Kids firearm safety is often thought about but rarely addressed. In this day and age we have more firearm owners in the United States than ever before. Many new gun owners ask how to own a gun while still keeping their children safe. The common answer is hide the gun or put it in a safe.
Well, if you think back to your childhood, one of your best skills was hide and seek. Most often Santa Claus’s true identity was discovered by kids using this technique. So I’m not an advocate of the hide and seek method of firearm safety in the house. The next alternative is to buy a safe. This is a better solution and should always be used, but a safe in of its self does not address firearm safety with our children.
Some years back I was attending an Instructor Development Course. This is a course that instructs Law Enforcement how to teach. For our final we had to compose and teach a course on any subject we wanted to teach. One student gave their presentation on basic golf and another gave a presentation on woodworking. I gave my presentation on Firearm Safety in the home. My presentation specifically addressed firearm safety for your children. At the start of the class I set a mouse trap, unused of course. I explained to the class that I was not holding a mouse trap. . . It was a gun. I set the trap then told the class the gun is now loaded. As I was setting the mouse trap, carefully, not to set it off on my finger and look like an ass, I explained how this gun is my pride and joy. I just purchased it and it is loaded. I passed the mouse trap (gun) to the first student (cop). I kindly asked him not to set the gun off and don’t shoot the person next to him. I instructed the class to pass the loaded gun to the person next to them and continue to pass the gun until instructed to do otherwise. The trap was passed around the class at least twice without setting it off. As they were passing the trap I began to explain that with a class full of professional officers I was able to get you to pass this loaded gun to each other disregarding everything you were ever instructed about safe gun handling. I most certainly can get your child, with no weapons instruction, to hold a gun. At that point the light came on. The next person holding the trap carefully unset it and passed a safe and unload firearm to the person next to him. The point of this exercise was not only to get the attention of the class but to help the students see how vulnerable our kids could be. If we, as trained professionals, can be caught up in the moment so can our children.

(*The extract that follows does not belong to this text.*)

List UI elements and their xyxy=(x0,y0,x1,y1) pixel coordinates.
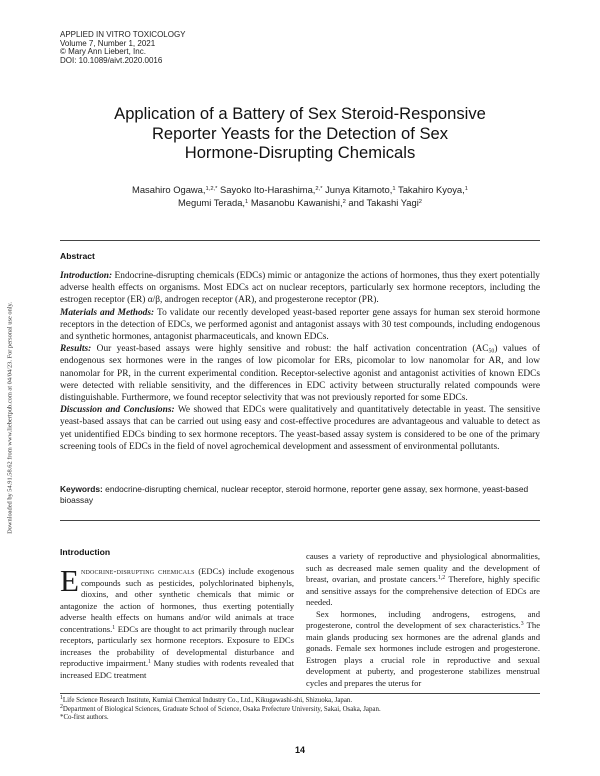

So now I’ll ask you. How safe is your house? Are your guns secured away? If you’re reading this chances are you’re already aware of the dangers of irresponsible gun ownership. So, most of you have your guns locked away from the little hands. If you’re like most Americans you may allow your children to visit or play over relatives and friends houses. I asked a law enforcement class of students if they perform a “protective sweep” when walking into a house to insure no danger awaits them. Protective sweeps are a common practice for law enforcement in many situations that will allow the officer to check the area of a structure so they can deem it safe while they perform their duties. I asked the class how many officers with children perform a protective sweep of the home they are dropping their children off to visit or play at. Well, I’m sure you can guess the answers . . . None. This is not to criticize anyone or judge a parent. That question is setting up my next point. I know you are not going to do a protective sweep of your sons or daughters friend’s parents’ bedroom. Chances are if you try that you and Jr. will quickly be asked to leave. I know this practice is unrealistic so here’s my suggestion. Educate!!
You, as a responsible gun owner, can lock away your guns, hide the bullets, replace the sheetrock on the wall with rubber padding, and cover all the electrical outlets but at some point your pride and joy will find himself or herself in a potentially dangerous situation and the only thing that they will be able to rely on is the education taught by you. Simply saying “don’t touch a gun” is just not enough. What worked for me as a child, and what I’ve passed on as a father, is to take the mystery out of the gun. Take away the curiosity. When is the best time to start educating the child? Answer, the first time they show an interest in the gun. Sitting down with them in a safe controlled environment and taking the time to explain what the gun is, and what it can do, is key.
All weapons handling should be safe and controlled. Weapon unloaded, muzzle pointed in a safe direction (no muzzle sweeps) finger always off the trigger are the cardinal rules of safety. BTW, nearly every child first learning how to safely handle a weapon will try to put their finger on the trigger. Make that correction immediately. Once safe handling of the weapon is underway, begin teaching the child what to do if they find a weapon, what to do if their friend shows or wants to show them a weapon, and why they should react in the prescribed way. Now, after your child is safely introduced to the weapon, start all over again. My cardinal rule is almost no matter what I’m doing, anytime my son wants to “see a gun” I must make the time for him and show him the gun and rehearse the safety rules. Why do I respond like that? My child must know he has the ability to handle a weapon anytime he desires. There is no need to handle a weapon behind dads back. The curiosity is satisfied. It’s a matter of asking. After some time it will be like that new X Box game he had to have so bad, ahhh, it’s okay every once in a while, it gets boring. Once the curiosity is replaced by the education, you are now on the right track.
Keeping this balance is a perishable skill. Don’t ever think it’s over and you’ve succeeded in your mission. It’s a matter of maintaining what you’ve started, a very expensive Christmas tradition. Stay safe and enjoy the sport with your children.